Tarzan’s Hidden Jungle (1955)

Article 3710 by Dave Sindelar
Viewing Date: 9-26-2011
Posting Date: 10-11-2011
Directed by Harold D. Schuster
Featuring Gordon Scott, Vera Miles, Peter van Eyck
Country: USA
What it is: Tarzan movie

A doctor who is friendly with an animal-worshiping native tribe is placed in peril when he befriends two professional hunters who are pretending to be cameramen. The hunters intend to drive the sacred animals to a land across the river so they can hunt them safely away from the tribe. Can Tarzan save the doctor and the animals?

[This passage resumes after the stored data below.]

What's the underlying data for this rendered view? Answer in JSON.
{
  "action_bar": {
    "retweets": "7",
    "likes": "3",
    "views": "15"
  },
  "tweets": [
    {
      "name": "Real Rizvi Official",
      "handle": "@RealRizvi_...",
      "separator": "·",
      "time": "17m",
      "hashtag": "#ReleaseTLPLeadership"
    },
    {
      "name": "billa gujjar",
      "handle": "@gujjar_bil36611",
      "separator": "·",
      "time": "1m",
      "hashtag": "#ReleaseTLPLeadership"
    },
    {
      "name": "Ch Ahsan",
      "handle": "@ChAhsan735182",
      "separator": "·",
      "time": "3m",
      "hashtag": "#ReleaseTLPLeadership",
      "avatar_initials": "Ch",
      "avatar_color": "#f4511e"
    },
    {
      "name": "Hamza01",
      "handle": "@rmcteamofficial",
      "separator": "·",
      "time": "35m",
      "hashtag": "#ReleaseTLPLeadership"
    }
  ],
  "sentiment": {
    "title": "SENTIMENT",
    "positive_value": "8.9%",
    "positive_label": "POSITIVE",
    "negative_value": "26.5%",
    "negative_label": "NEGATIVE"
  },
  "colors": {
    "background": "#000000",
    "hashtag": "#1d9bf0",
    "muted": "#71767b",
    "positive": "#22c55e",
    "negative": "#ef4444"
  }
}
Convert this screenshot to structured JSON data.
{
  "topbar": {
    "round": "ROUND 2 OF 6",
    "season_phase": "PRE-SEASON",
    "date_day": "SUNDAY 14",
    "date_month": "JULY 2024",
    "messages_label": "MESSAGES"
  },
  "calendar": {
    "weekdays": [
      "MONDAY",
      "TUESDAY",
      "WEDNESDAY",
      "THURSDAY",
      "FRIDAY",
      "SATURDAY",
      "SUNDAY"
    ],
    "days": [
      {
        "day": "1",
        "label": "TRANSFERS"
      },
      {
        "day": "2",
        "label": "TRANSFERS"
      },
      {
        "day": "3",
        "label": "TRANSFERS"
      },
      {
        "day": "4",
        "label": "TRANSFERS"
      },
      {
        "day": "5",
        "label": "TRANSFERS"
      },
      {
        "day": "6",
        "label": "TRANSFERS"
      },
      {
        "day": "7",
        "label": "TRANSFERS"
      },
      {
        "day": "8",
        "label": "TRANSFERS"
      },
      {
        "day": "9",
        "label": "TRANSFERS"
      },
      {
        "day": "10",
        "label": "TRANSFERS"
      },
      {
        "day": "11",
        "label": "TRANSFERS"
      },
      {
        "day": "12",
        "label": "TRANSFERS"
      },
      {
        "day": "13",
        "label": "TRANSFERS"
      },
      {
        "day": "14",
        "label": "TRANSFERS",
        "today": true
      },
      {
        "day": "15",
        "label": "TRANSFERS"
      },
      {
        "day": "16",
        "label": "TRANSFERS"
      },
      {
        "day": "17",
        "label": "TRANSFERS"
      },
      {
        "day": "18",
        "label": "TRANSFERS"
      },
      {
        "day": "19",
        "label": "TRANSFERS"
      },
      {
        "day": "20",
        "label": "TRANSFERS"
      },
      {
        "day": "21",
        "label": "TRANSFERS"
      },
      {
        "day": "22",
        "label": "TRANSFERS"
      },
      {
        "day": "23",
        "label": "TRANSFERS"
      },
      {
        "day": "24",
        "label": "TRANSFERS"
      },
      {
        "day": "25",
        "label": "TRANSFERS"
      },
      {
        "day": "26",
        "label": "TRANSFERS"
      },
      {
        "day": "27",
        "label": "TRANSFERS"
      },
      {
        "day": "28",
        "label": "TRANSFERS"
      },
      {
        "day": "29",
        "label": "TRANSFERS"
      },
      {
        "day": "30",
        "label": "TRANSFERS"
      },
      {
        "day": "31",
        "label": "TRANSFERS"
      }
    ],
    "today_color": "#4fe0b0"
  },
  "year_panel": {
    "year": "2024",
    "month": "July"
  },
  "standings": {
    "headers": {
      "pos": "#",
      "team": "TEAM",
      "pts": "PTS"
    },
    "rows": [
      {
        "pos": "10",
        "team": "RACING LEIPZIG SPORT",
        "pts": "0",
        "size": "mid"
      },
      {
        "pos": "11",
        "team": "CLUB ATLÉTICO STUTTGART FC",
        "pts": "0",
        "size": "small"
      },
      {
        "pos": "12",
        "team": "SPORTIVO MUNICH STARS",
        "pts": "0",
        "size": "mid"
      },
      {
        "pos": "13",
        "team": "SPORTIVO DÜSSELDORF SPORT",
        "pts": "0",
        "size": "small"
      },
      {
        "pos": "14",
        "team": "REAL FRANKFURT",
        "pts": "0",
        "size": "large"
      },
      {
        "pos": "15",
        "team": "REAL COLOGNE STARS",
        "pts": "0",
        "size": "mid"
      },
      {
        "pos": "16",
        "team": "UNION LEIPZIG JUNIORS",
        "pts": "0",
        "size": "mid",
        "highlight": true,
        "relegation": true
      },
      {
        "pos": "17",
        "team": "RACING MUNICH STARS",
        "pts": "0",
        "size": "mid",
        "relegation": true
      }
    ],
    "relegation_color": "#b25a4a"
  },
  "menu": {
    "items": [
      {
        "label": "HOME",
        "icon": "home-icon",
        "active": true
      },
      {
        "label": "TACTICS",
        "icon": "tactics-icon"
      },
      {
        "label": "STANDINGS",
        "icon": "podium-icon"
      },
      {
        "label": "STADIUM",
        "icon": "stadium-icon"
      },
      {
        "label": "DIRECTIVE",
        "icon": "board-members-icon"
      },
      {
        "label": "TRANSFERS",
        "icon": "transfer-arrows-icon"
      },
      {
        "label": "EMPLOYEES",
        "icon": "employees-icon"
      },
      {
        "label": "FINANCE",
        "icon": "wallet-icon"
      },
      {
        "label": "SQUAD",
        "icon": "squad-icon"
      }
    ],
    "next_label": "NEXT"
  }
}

For yesterday’s Tarzan movie, I rather liked that the plot was a bit novel; I can’t say the same about this one, which pits Tarzan once again against evil hunters. Furthermore, this is one of the duller entries in the series; it’s the sort of movie where Tarzan is swimming in the same river with a crocodile and they pass each other peacefully. There’s no treehouse, no Jane, no Boy, and even Cheta’s antics are kept to a minimum. Furthermore, outside of the mild fantasy elements inherent in the Tarzan concept, there’s no fantastic content, and the title of the movie doesn’t really mean anything. There are much better Tarzan movies out there.

Tarzan Goes to India (1962)

Article 3709 by Dave Sindelar
Viewing Date: 9-25-2011
Posting Date: 10-10-2011
Directed by John Guillermin
Featuring Jock Mahoney, Jai, Leo Gordon
Country: UK / USA / Switzerland
What it is: Tarzan abroad

The completion of a dam will flood out a valley where a herd of 300 elephants resides. No attempts have been made to evacuate the beasts because they’re being lead by a dangerous rogue elephant. Tarzan arrives in India at a friend’s request, and seeks to save the elephants by killing the rogue and and placing a benevolent elephant in its place. But can he accomplish this before the only exit point from the valley is walled in?

As is often the case with Tarzan movies, the only fantastic content in this one is the marginal fantasy element of Tarzan himself; otherwise, this is straightforward jungle adventure. Its rating of 4.9 on IMDB indicates it is not well liked, but I found this fairly decent; the basic story is fairly original, the India locations give the movie a different flavor from the other Tarzan movies, and though he’s leaner than some of the other people who’ve played the role, I don’t mind Jock Mahoney as Tarzan. The biggest problem I have is that the villains of the piece seem poorly motivated; they act villainously just because they’re villains, though it’s nice that the two of them are different enough (one is redeemable, the other is irredeemable) that they give us a bit of variety. This one is definitely for elephant fans, as there are a lot of them on hand here. On a side note, I do wonder why Tarzan couldn’t afford to take a flight that was willing to actually land at his point of arrival instead of having him dive out of the plane into a body of water, but maybe that’s just Tarzan showing off. There’ll probably be more Tarzan hijinks tomorrow.